Na Europa, as bolsas operam em queda (Stoxx 600: -1,0%), com perdas generalizadas entre setores. O destaque negativo fica para tecnologia (-2,8%), refletindo sensibilidade maior ao movimento de alta das taxas implícitas e ao cenário de risco global. O movimento acompanha a deterioração do sentimento após o discurso de Trump, que elevou novamente o prêmio de risco geopolítico. Além disso, há preocupação adicional com possíveis novas tarifas sobre o setor farmacêutico nos EUA.
Na China, os mercados fecharam em queda (HSI: -0,7%; CSI 300: -1,0%), acompanhando o movimento global de aversão a risco. No restante da Ásia, as perdas foram mais intensas, com o Kospi recuando 4,5% e o Kosdaq 5,4%, enquanto o Nikkei caiu 2,4%. O pano de fundo segue sendo de elevada volatilidade, com o mercado alternando rapidamente entre cenários de resolução e escalada.
Economia
Ontem à noite, Donald Trump, fez um pronunciamento em rede nacional, trazendo uma atualização sobre a guerra no Oriente Médio.

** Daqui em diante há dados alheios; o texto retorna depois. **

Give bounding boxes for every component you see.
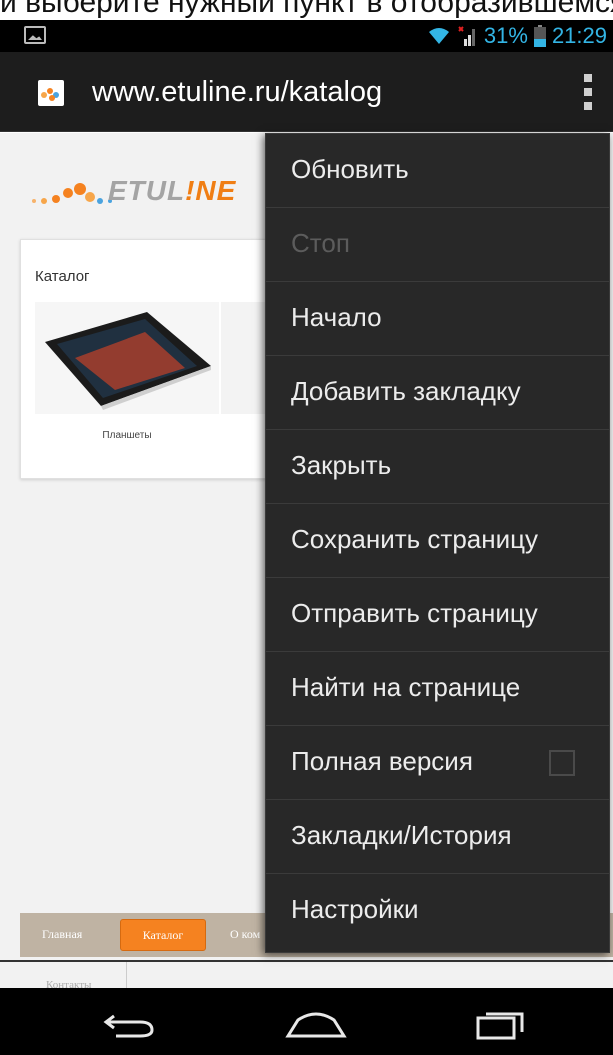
overflow-menu-icon[interactable] bbox=[581, 74, 595, 110]
nav-item-about[interactable]: О ком bbox=[230, 927, 260, 942]
back-icon[interactable] bbox=[100, 1002, 160, 1042]
battery-icon bbox=[533, 25, 546, 47]
tutorial-caption: и выберите нужный пункт в отобразившемся… bbox=[0, 0, 613, 20]
logo-wordmark: ETUL!NE bbox=[108, 175, 237, 206]
clock: 21:29 bbox=[551, 23, 607, 48]
logo-dots-icon bbox=[32, 183, 112, 204]
menu-item-find-on-page[interactable]: Найти на странице bbox=[266, 652, 609, 726]
menu-item-refresh[interactable]: Обновить bbox=[266, 134, 609, 208]
menu-item-desktop-version[interactable]: Полная версия bbox=[266, 726, 609, 800]
tutorial-caption-text: и выберите нужный пункт в отобразившемся… bbox=[0, 0, 613, 19]
footer-separator bbox=[126, 962, 127, 988]
recent-apps-icon[interactable] bbox=[472, 1002, 532, 1042]
status-bar: 31% 21:29 bbox=[0, 20, 613, 52]
desktop-version-checkbox[interactable] bbox=[549, 750, 575, 776]
url-text[interactable]: www.etuline.ru/katalog bbox=[92, 76, 382, 109]
nav-item-home[interactable]: Главная bbox=[42, 927, 82, 942]
footer-link-contacts[interactable]: Контакты bbox=[46, 979, 91, 988]
menu-item-add-bookmark[interactable]: Добавить закладку bbox=[266, 356, 609, 430]
tablet-image bbox=[45, 312, 211, 410]
page-divider bbox=[0, 960, 613, 962]
etuline-favicon-icon bbox=[38, 80, 64, 106]
system-nav-bar bbox=[0, 988, 613, 1055]
menu-item-share-page[interactable]: Отправить страницу bbox=[266, 578, 609, 652]
product-tile-partial[interactable] bbox=[221, 302, 271, 414]
home-icon[interactable] bbox=[284, 1002, 347, 1042]
battery-percent: 31% bbox=[483, 23, 528, 48]
wifi-icon bbox=[428, 27, 450, 45]
product-label[interactable]: Планшеты bbox=[35, 430, 219, 441]
etuline-logo[interactable]: ETUL!NE bbox=[28, 151, 248, 211]
browser-url-bar[interactable]: www.etuline.ru/katalog bbox=[0, 52, 613, 132]
browser-overflow-menu: Обновить Стоп Начало Добавить закладку З… bbox=[265, 133, 610, 953]
menu-item-save-page[interactable]: Сохранить страницу bbox=[266, 504, 609, 578]
menu-item-settings[interactable]: Настройки bbox=[266, 874, 609, 948]
menu-item-stop: Стоп bbox=[266, 208, 609, 282]
menu-item-home[interactable]: Начало bbox=[266, 282, 609, 356]
menu-item-close[interactable]: Закрыть bbox=[266, 430, 609, 504]
catalog-title: Каталог bbox=[35, 268, 90, 285]
signal-icon bbox=[456, 25, 478, 47]
nav-item-catalog[interactable]: Каталог bbox=[120, 919, 206, 951]
menu-item-bookmarks-history[interactable]: Закладки/История bbox=[266, 800, 609, 874]
product-tile-tablets[interactable] bbox=[35, 302, 219, 414]
notification-image-icon bbox=[24, 26, 46, 44]
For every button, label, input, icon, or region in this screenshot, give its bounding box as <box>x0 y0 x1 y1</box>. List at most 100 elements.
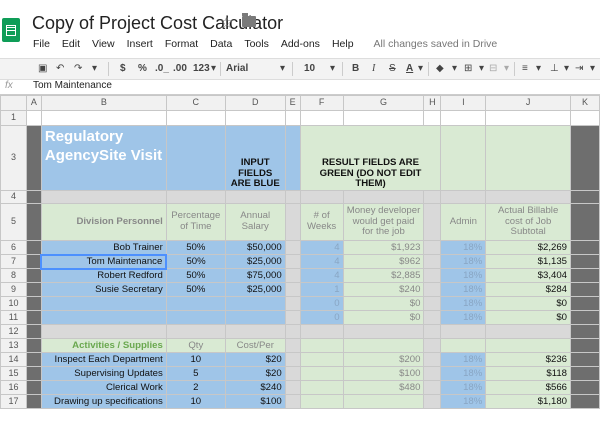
chevron-down-icon[interactable]: ▾ <box>330 61 335 77</box>
weeks-cell[interactable]: 0 <box>299 310 344 325</box>
money-cell[interactable]: $240 <box>342 282 425 297</box>
admin-cell[interactable]: 18% <box>440 366 487 381</box>
percentage-cell[interactable] <box>165 310 226 325</box>
chevron-down-icon[interactable]: ▾ <box>479 61 484 77</box>
sheets-logo-icon[interactable] <box>2 18 20 42</box>
chevron-down-icon[interactable]: ▾ <box>418 61 423 77</box>
paint-format-icon[interactable]: ▾ <box>92 61 97 77</box>
qty-cell[interactable]: 5 <box>165 366 226 381</box>
money-cell[interactable]: $0 <box>342 310 425 325</box>
menu-help[interactable]: Help <box>332 38 354 50</box>
cell[interactable] <box>570 240 600 255</box>
cell[interactable] <box>224 324 286 339</box>
admin-cell[interactable]: 18% <box>440 352 487 367</box>
row-number[interactable]: 11 <box>0 310 27 325</box>
cell[interactable] <box>570 125 600 191</box>
cell[interactable] <box>284 380 301 395</box>
column-header[interactable]: C <box>165 95 226 111</box>
money-cell[interactable]: $200 <box>342 352 425 367</box>
menu-addons[interactable]: Add-ons <box>281 38 320 50</box>
cell[interactable] <box>284 190 301 204</box>
column-header[interactable]: H <box>423 95 442 111</box>
save-status[interactable]: All changes saved in Drive <box>374 38 498 50</box>
billable-cell[interactable]: $236 <box>485 352 572 367</box>
activity-name-cell[interactable]: Supervising Updates <box>40 366 167 381</box>
merge-cells-icon[interactable]: ⊟ <box>489 61 497 77</box>
cell[interactable] <box>570 352 600 367</box>
percentage-cell[interactable] <box>165 296 226 311</box>
cell[interactable] <box>423 338 442 353</box>
column-header[interactable]: J <box>485 95 572 111</box>
activity-name-cell[interactable]: Inspect Each Department <box>40 352 167 367</box>
salary-cell[interactable]: $50,000 <box>224 240 286 255</box>
cell[interactable] <box>284 203 301 241</box>
cell[interactable] <box>25 310 42 325</box>
cell[interactable] <box>299 338 344 353</box>
cell[interactable] <box>40 190 167 204</box>
row-number[interactable]: 5 <box>0 203 27 241</box>
cell[interactable] <box>570 110 600 126</box>
percentage-cell[interactable]: 50% <box>165 282 226 297</box>
cell[interactable] <box>299 190 344 204</box>
fill-color-icon[interactable]: ◆ <box>436 61 444 77</box>
personnel-name-cell[interactable]: Bob Trainer <box>40 240 167 255</box>
font-select[interactable]: Arial <box>226 61 248 77</box>
row-number[interactable]: 12 <box>0 324 27 339</box>
cell[interactable] <box>485 324 572 339</box>
cell[interactable] <box>440 110 487 126</box>
row-number[interactable]: 3 <box>0 125 27 191</box>
cell[interactable] <box>25 380 42 395</box>
cell[interactable] <box>25 254 42 269</box>
cell[interactable] <box>165 125 226 191</box>
cell[interactable] <box>570 282 600 297</box>
cell[interactable] <box>25 296 42 311</box>
division-personnel-header[interactable]: Division Personnel <box>40 203 167 241</box>
more-formats-button[interactable]: 123 <box>193 61 210 77</box>
row-number[interactable]: 10 <box>0 296 27 311</box>
billable-cell[interactable]: $118 <box>485 366 572 381</box>
input-note-cell[interactable]: INPUT FIELDS ARE BLUE <box>224 125 286 191</box>
cell[interactable] <box>284 352 301 367</box>
cell[interactable] <box>165 110 226 126</box>
admin-cell[interactable]: 18% <box>440 380 487 395</box>
billable-cell[interactable]: $2,269 <box>485 240 572 255</box>
percentage-cell[interactable]: 50% <box>165 268 226 283</box>
cell[interactable] <box>299 380 344 395</box>
chevron-down-icon[interactable]: ▾ <box>590 61 595 77</box>
cell[interactable] <box>25 203 42 241</box>
text-wrap-icon[interactable]: ⇥ <box>575 61 583 77</box>
font-size-select[interactable]: 10 <box>304 61 315 77</box>
cell[interactable] <box>570 394 600 409</box>
admin-cell[interactable]: 18% <box>440 394 487 409</box>
row-number[interactable]: 9 <box>0 282 27 297</box>
cell[interactable] <box>440 125 487 191</box>
money-cell[interactable]: $962 <box>342 254 425 269</box>
qty-cell[interactable]: 10 <box>165 352 226 367</box>
admin-cell[interactable]: 18% <box>440 254 487 269</box>
result-note-cell[interactable]: RESULT FIELDS ARE GREEN (DO NOT EDIT THE… <box>299 125 442 191</box>
cell[interactable] <box>284 125 301 191</box>
chevron-down-icon[interactable]: ▾ <box>452 61 457 77</box>
cell[interactable] <box>570 203 600 241</box>
cell[interactable] <box>440 338 487 353</box>
cell[interactable] <box>299 394 344 409</box>
row-number[interactable]: 8 <box>0 268 27 283</box>
row-number[interactable]: 4 <box>0 190 27 204</box>
chevron-down-icon[interactable]: ▾ <box>504 61 509 77</box>
personnel-name-cell[interactable]: Robert Redford <box>40 268 167 283</box>
qty-cell[interactable]: 10 <box>165 394 226 409</box>
weeks-cell[interactable]: 1 <box>299 282 344 297</box>
admin-cell[interactable]: 18% <box>440 282 487 297</box>
cell[interactable] <box>423 254 442 269</box>
cost-cell[interactable]: $20 <box>224 366 286 381</box>
activity-name-cell[interactable]: Clerical Work <box>40 380 167 395</box>
billable-cell[interactable]: $0 <box>485 296 572 311</box>
column-header[interactable]: F <box>299 95 344 111</box>
row-number[interactable]: 14 <box>0 352 27 367</box>
cell[interactable] <box>423 268 442 283</box>
salary-cell[interactable] <box>224 310 286 325</box>
billable-cell[interactable]: $3,404 <box>485 268 572 283</box>
cell[interactable] <box>570 254 600 269</box>
cell[interactable] <box>25 366 42 381</box>
menu-view[interactable]: View <box>92 38 115 50</box>
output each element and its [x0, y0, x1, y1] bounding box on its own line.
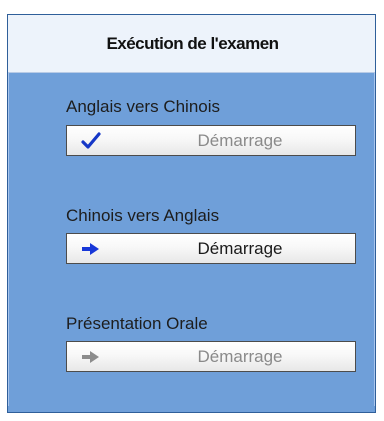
section-label-chinese-to-english: Chinois vers Anglais [66, 206, 220, 225]
section-label-oral-presentation: Présentation Orale [66, 314, 208, 333]
start-button-oral-presentation[interactable]: Démarrage [66, 341, 356, 372]
start-button-label: Démarrage [197, 346, 283, 366]
start-button-chinese-to-english[interactable]: Démarrage [66, 233, 356, 264]
panel-title: Exécution de l'examen [106, 33, 279, 53]
start-button-english-to-chinese[interactable]: Démarrage [66, 125, 356, 156]
panel-bottom-edge [8, 406, 375, 412]
exam-execution-panel: Exécution de l'examen Anglais vers Chino… [7, 14, 376, 413]
panel-header: Exécution de l'examen [8, 15, 375, 73]
start-button-label: Démarrage [197, 130, 283, 150]
start-button-label: Démarrage [197, 238, 283, 258]
section-label-english-to-chinese: Anglais vers Chinois [66, 97, 221, 116]
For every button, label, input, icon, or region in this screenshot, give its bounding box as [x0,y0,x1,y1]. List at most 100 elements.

Na agenda de indicadores, o setor privado dos Estados Unidos registrou criação líquida de 62 mil empregos em março. Além disso, as vendas no varejo cresceram 0,6% em fevereiro, superando as estimativas. O índice de atividade industrial ISM também veio um pouco acima do esperado, reforçando o cenário de crescimento moderado no setor. Do lado negativo, o componente de preços subiu de forma expressiva.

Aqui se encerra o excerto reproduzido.